Electrical fault diagnosis and maintenance of CNC machine tools (2)

3.2 CNC machine tool simple fault alarm processing method.

Generally, the CNC machine tool has a strong self-alarm function, which can monitor the working state of the system hardware and software at any time. Most of the faults of the CNC machine tool can be alarmed. The fault of the machine tool can be determined according to the fault prompt, and the fault can be processed and eliminated in time. Machine integrity and efficiency.

3.3 Direct observation method.

The direct observation method is a method of using a human sensory organ to pay attention to various external phenomena at the time of failure (or after a failure) and to determine possible parts of the failure. This is the primary entry point for dealing with CNC system faults, and is often the most direct and effective method. For the simple case, the "simple" fault can solve the problem through this direct observation.

3.4 Method of judging the fault by using the status display diagnostic function.

Modern CNC systems not only display fault diagnosis information, but also provide diagnostic status in the form of diagnostic addresses and diagnostic data.

3.5 The method of judging the fault of the numerical control system parameters in time for failure.

The parameter changes of the numerical control system of the CNC machine tool will directly affect the performance of the CNC machine tool, causing the CNC machine tool to malfunction, and even the whole machine can not work normally. Therefore, in the process of analyzing and diagnosing the fault, although some measures have been taken, the problem cannot be solved, the fault is eliminated, or the fault is not clear enough, the idea should be changed, starting from what people call a "soft" fault. Checking the parameters of the CNC system is because the fault caused by the change of the parameters of the CNC system is often a slight anomaly, which is the crux of the problem.

4 fault examples

4.1 CNC machine chip conveyor fault analysis and improvement.

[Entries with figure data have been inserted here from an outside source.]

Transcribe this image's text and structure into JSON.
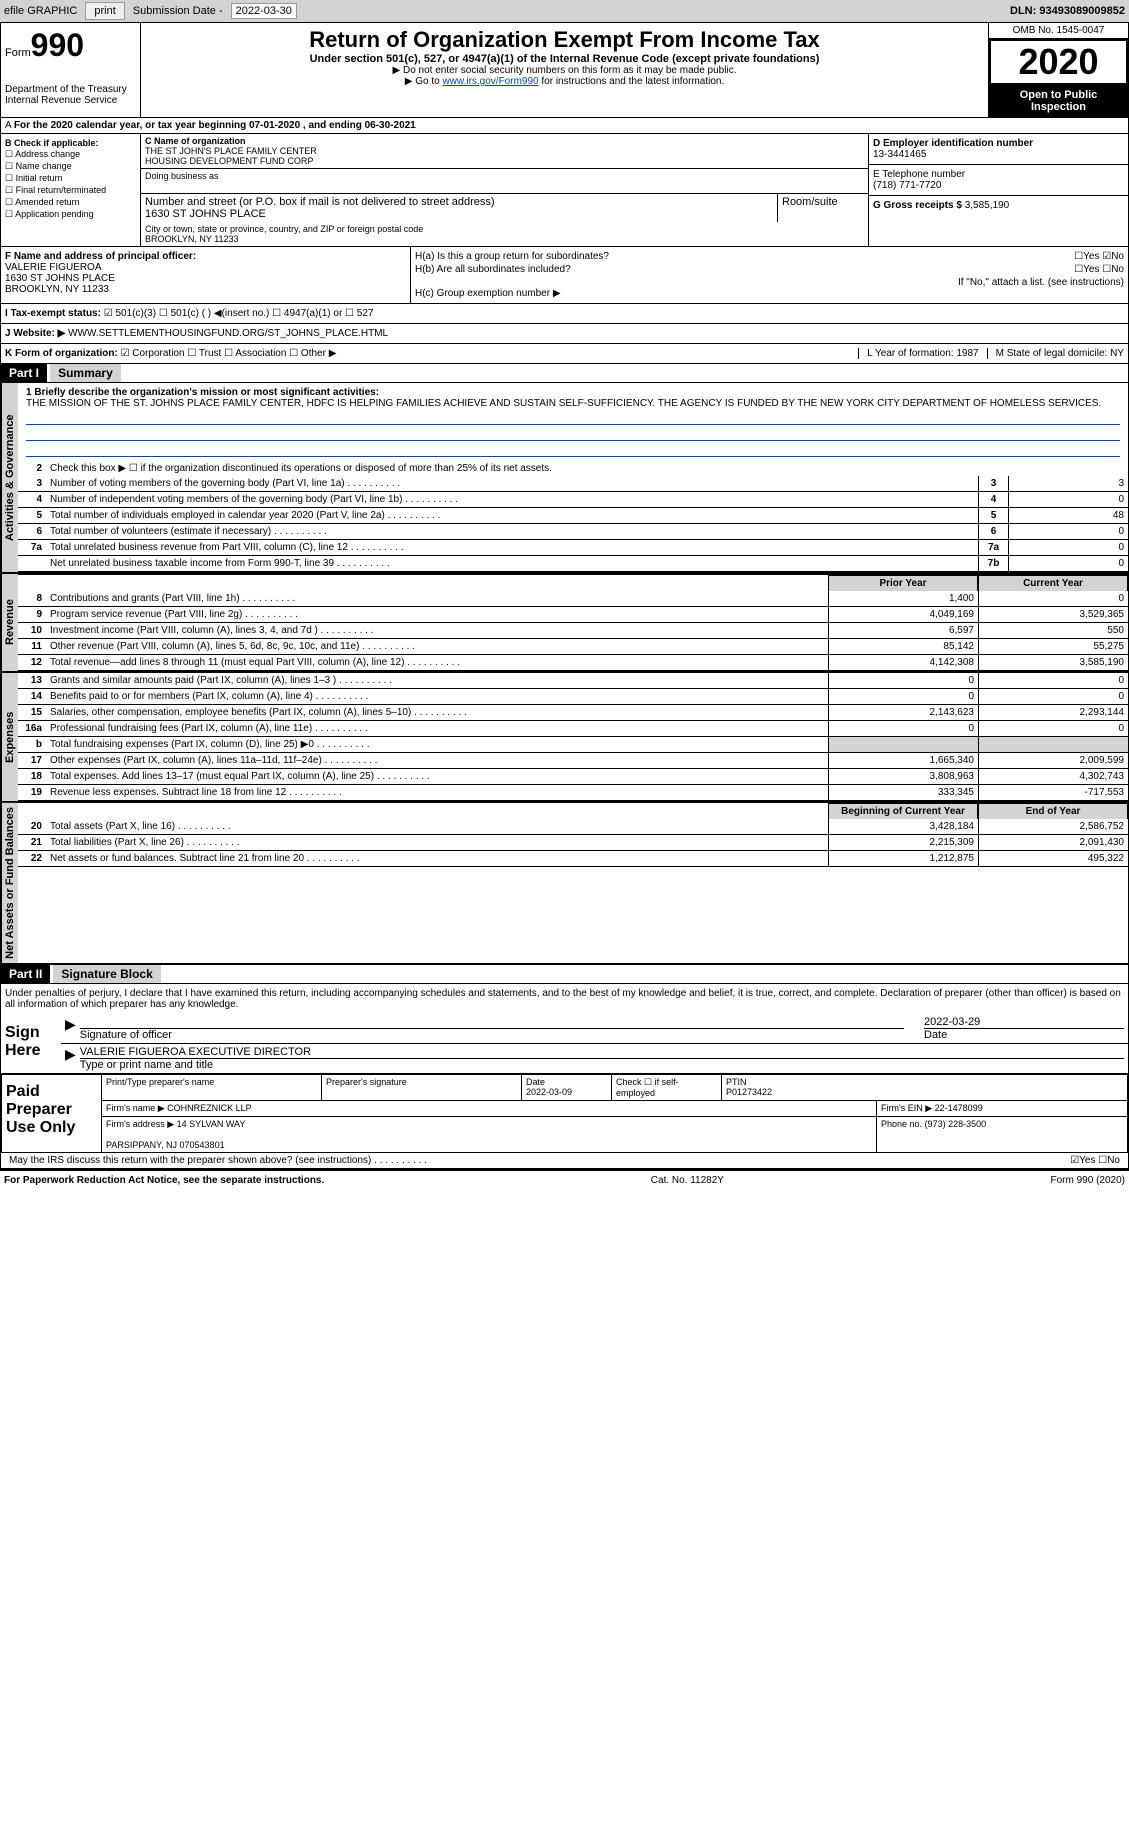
{
  "topbar": {
    "efile": "efile GRAPHIC",
    "print": "print",
    "subdate_label": "Submission Date - ",
    "subdate": "2022-03-30",
    "dln": "DLN: 93493089009852"
  },
  "header": {
    "form": "Form",
    "num": "990",
    "dept": "Department of the Treasury\nInternal Revenue Service",
    "title": "Return of Organization Exempt From Income Tax",
    "subtitle": "Under section 501(c), 527, or 4947(a)(1) of the Internal Revenue Code (except private foundations)",
    "note1": "▶ Do not enter social security numbers on this form as it may be made public.",
    "note2_pre": "▶ Go to ",
    "note2_link": "www.irs.gov/Form990",
    "note2_post": " for instructions and the latest information.",
    "omb": "OMB No. 1545-0047",
    "year": "2020",
    "inspection": "Open to Public Inspection"
  },
  "lineA": "For the 2020 calendar year, or tax year beginning 07-01-2020   , and ending 06-30-2021",
  "boxB": {
    "label": "B Check if applicable:",
    "items": [
      "☐ Address change",
      "☐ Name change",
      "☐ Initial return",
      "☐ Final return/terminated",
      "☐ Amended return",
      "☐ Application pending"
    ]
  },
  "boxC": {
    "name_label": "C Name of organization",
    "name": "THE ST JOHN'S PLACE FAMILY CENTER\nHOUSING DEVELOPMENT FUND CORP",
    "dba_label": "Doing business as",
    "addr_label": "Number and street (or P.O. box if mail is not delivered to street address)",
    "addr": "1630 ST JOHNS PLACE",
    "room_label": "Room/suite",
    "city_label": "City or town, state or province, country, and ZIP or foreign postal code",
    "city": "BROOKLYN, NY  11233"
  },
  "boxD": {
    "label": "D Employer identification number",
    "value": "13-3441465"
  },
  "boxE": {
    "label": "E Telephone number",
    "value": "(718) 771-7720"
  },
  "boxG": {
    "label": "G Gross receipts $",
    "value": "3,585,190"
  },
  "boxF": {
    "label": "F  Name and address of principal officer:",
    "name": "VALERIE FIGUEROA",
    "addr1": "1630 ST JOHNS PLACE",
    "addr2": "BROOKLYN, NY  11233"
  },
  "boxH": {
    "a": "H(a)  Is this a group return for subordinates?",
    "a_ans": "☐Yes ☑No",
    "b": "H(b)  Are all subordinates included?",
    "b_ans": "☐Yes ☐No",
    "b_note": "If \"No,\" attach a list. (see instructions)",
    "c": "H(c)  Group exemption number ▶"
  },
  "lineI": {
    "label": "I    Tax-exempt status:",
    "opts": "☑ 501(c)(3)    ☐ 501(c) (  ) ◀(insert no.)    ☐ 4947(a)(1) or   ☐ 527"
  },
  "lineJ": {
    "label": "J   Website: ▶",
    "value": "WWW.SETTLEMENTHOUSINGFUND.ORG/ST_JOHNS_PLACE.HTML"
  },
  "lineK": {
    "label": "K Form of organization:",
    "opts": "☑ Corporation  ☐ Trust  ☐ Association  ☐ Other ▶",
    "L": "L Year of formation: 1987",
    "M": "M State of legal domicile: NY"
  },
  "part1": {
    "hdr": "Part I",
    "title": "Summary",
    "mission_label": "1   Briefly describe the organization's mission or most significant activities:",
    "mission": "THE MISSION OF THE ST. JOHNS PLACE FAMILY CENTER, HDFC IS HELPING FAMILIES ACHIEVE AND SUSTAIN SELF-SUFFICIENCY. THE AGENCY IS FUNDED BY THE NEW YORK CITY DEPARTMENT OF HOMELESS SERVICES.",
    "line2": "Check this box ▶ ☐  if the organization discontinued its operations or disposed of more than 25% of its net assets.",
    "gov": [
      {
        "n": "3",
        "d": "Number of voting members of the governing body (Part VI, line 1a)",
        "b": "3",
        "v": "3"
      },
      {
        "n": "4",
        "d": "Number of independent voting members of the governing body (Part VI, line 1b)",
        "b": "4",
        "v": "0"
      },
      {
        "n": "5",
        "d": "Total number of individuals employed in calendar year 2020 (Part V, line 2a)",
        "b": "5",
        "v": "48"
      },
      {
        "n": "6",
        "d": "Total number of volunteers (estimate if necessary)",
        "b": "6",
        "v": "0"
      },
      {
        "n": "7a",
        "d": "Total unrelated business revenue from Part VIII, column (C), line 12",
        "b": "7a",
        "v": "0"
      },
      {
        "n": "",
        "d": "Net unrelated business taxable income from Form 990-T, line 39",
        "b": "7b",
        "v": "0"
      }
    ],
    "col_prior": "Prior Year",
    "col_current": "Current Year",
    "revenue": [
      {
        "n": "8",
        "d": "Contributions and grants (Part VIII, line 1h)",
        "p": "1,400",
        "c": "0"
      },
      {
        "n": "9",
        "d": "Program service revenue (Part VIII, line 2g)",
        "p": "4,049,169",
        "c": "3,529,365"
      },
      {
        "n": "10",
        "d": "Investment income (Part VIII, column (A), lines 3, 4, and 7d )",
        "p": "6,597",
        "c": "550"
      },
      {
        "n": "11",
        "d": "Other revenue (Part VIII, column (A), lines 5, 6d, 8c, 9c, 10c, and 11e)",
        "p": "85,142",
        "c": "55,275"
      },
      {
        "n": "12",
        "d": "Total revenue—add lines 8 through 11 (must equal Part VIII, column (A), line 12)",
        "p": "4,142,308",
        "c": "3,585,190"
      }
    ],
    "expenses": [
      {
        "n": "13",
        "d": "Grants and similar amounts paid (Part IX, column (A), lines 1–3 )",
        "p": "0",
        "c": "0"
      },
      {
        "n": "14",
        "d": "Benefits paid to or for members (Part IX, column (A), line 4)",
        "p": "0",
        "c": "0"
      },
      {
        "n": "15",
        "d": "Salaries, other compensation, employee benefits (Part IX, column (A), lines 5–10)",
        "p": "2,143,623",
        "c": "2,293,144"
      },
      {
        "n": "16a",
        "d": "Professional fundraising fees (Part IX, column (A), line 11e)",
        "p": "0",
        "c": "0"
      },
      {
        "n": "b",
        "d": "Total fundraising expenses (Part IX, column (D), line 25) ▶0",
        "p": "",
        "c": "",
        "shaded": true
      },
      {
        "n": "17",
        "d": "Other expenses (Part IX, column (A), lines 11a–11d, 11f–24e)",
        "p": "1,665,340",
        "c": "2,009,599"
      },
      {
        "n": "18",
        "d": "Total expenses. Add lines 13–17 (must equal Part IX, column (A), line 25)",
        "p": "3,808,963",
        "c": "4,302,743"
      },
      {
        "n": "19",
        "d": "Revenue less expenses. Subtract line 18 from line 12",
        "p": "333,345",
        "c": "-717,553"
      }
    ],
    "col_begin": "Beginning of Current Year",
    "col_end": "End of Year",
    "netassets": [
      {
        "n": "20",
        "d": "Total assets (Part X, line 16)",
        "p": "3,428,184",
        "c": "2,586,752"
      },
      {
        "n": "21",
        "d": "Total liabilities (Part X, line 26)",
        "p": "2,215,309",
        "c": "2,091,430"
      },
      {
        "n": "22",
        "d": "Net assets or fund balances. Subtract line 21 from line 20",
        "p": "1,212,875",
        "c": "495,322"
      }
    ]
  },
  "part2": {
    "hdr": "Part II",
    "title": "Signature Block",
    "perjury": "Under penalties of perjury, I declare that I have examined this return, including accompanying schedules and statements, and to the best of my knowledge and belief, it is true, correct, and complete. Declaration of preparer (other than officer) is based on all information of which preparer has any knowledge.",
    "sign_here": "Sign Here",
    "sig_officer": "Signature of officer",
    "sig_date": "2022-03-29",
    "date_label": "Date",
    "officer_name": "VALERIE FIGUEROA  EXECUTIVE DIRECTOR",
    "type_name": "Type or print name and title",
    "paid_label": "Paid Preparer Use Only",
    "prep_name_label": "Print/Type preparer's name",
    "prep_sig_label": "Preparer's signature",
    "prep_date_label": "Date",
    "prep_date": "2022-03-09",
    "self_emp": "Check ☐ if self-employed",
    "ptin_label": "PTIN",
    "ptin": "P01273422",
    "firm_name_label": "Firm's name    ▶",
    "firm_name": "COHNREZNICK LLP",
    "firm_ein_label": "Firm's EIN ▶",
    "firm_ein": "22-1478099",
    "firm_addr_label": "Firm's address ▶",
    "firm_addr": "14 SYLVAN WAY\n\nPARSIPPANY, NJ  070543801",
    "firm_phone_label": "Phone no.",
    "firm_phone": "(973) 228-3500",
    "discuss": "May the IRS discuss this return with the preparer shown above? (see instructions)",
    "discuss_ans": "☑Yes  ☐No"
  },
  "footer": {
    "left": "For Paperwork Reduction Act Notice, see the separate instructions.",
    "mid": "Cat. No. 11282Y",
    "right": "Form 990 (2020)"
  },
  "side_labels": {
    "gov": "Activities & Governance",
    "rev": "Revenue",
    "exp": "Expenses",
    "net": "Net Assets or Fund Balances"
  }
}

After the field worker removes the motor and conducts trial operation, the result shows that the operation is normal, so the cause of the motor failure can be eliminated, and the key on the motor drive shaft can be observed not on the keyway, so the direct cause of the fault can be initially diagnosed. For the motor shaft to separate from the chip auger, further analysis, because the transmission key is subjected to the instantaneous and constant force of the load, if the transmission key is divided at this time, each part of the segment can be regarded as a beam, so it can be It performs vibration analysis and its force is as shown in Figure 1:

After the analysis of the force situation, the transmission key has the condition of fretting wear, so the wear of the transmission key is fretting wear, and the search reveals that the key has fallen into the hole of the screw rod, and it can be concluded that the key is intact and only slightly worn, so It can eliminate the key crushing and the cause of the key wear. Finally, it can be concluded that the direct cause of the fault is that the key is detached, causing the spiral chip removing rod to disengage from the motor shaft and losing the driving force. After the key is installed and the motor is reassembled, the troubleshooting works fine.

4.2 Vibration and creep processing of CNC machine tools.

The oscillation phenomenon of the numerical control system has become a common problem of the numerical control full-closed system. When the system oscillates, it will cause crawling and vibration faults in the machine. The oscillation fault of the machine usually occurs in the mechanical part and the feed servo system. There are many reasons for the oscillation. In addition to the mechanical non-removable transmission gap, elastic deformation, frictional resistance and other factors, the influence of the relevant parameters of the servo system is also an important aspect. Sometimes the numerical control system will generate high-frequency harmonics in the feedback signal due to some oscillations in the expansion, which makes the output torque undetermined and generates vibration. For this high-frequency oscillation, a first-order low-pass filter can be added to the speed loop, which is a torque filter.

The speed command and the speed feedback signal are converted into a torque signal by the speed controller, and the torque signal is cut off by the first-order filtering link to obtain an effective torque control signal. By adjusting the parameters, the mechanically generated frequencies above 100 Hz can be cut off, thereby achieving the effect of eliminating high frequency oscillations.

5 Troubleshooting and aftercare work

After the troubleshooting, the maintenance work can not be completed. It is necessary to analyze the deep-seated causes of the fault from the technical and management aspects, and take appropriate measures to prevent the fault from happening again. If necessary, the equipment can be modified and improved according to the site conditions using mature technology. Confirmation of troubleshooting, troubleshooting completed. Finish the line, test all the movements of the machine, and then deliver it normally, and let the operator continue to observe the operation. After a period of time, ask about the operating conditions of the operator's machine tool and perform a full inspection of the point of failure again. Finally, make a maintenance record, detailing the entire process of maintenance, including repair time, replacement part model specifications and failure cause analysis. Find out what you lack from the process of troubleshooting, develop a learning plan, and finally enrich yourself.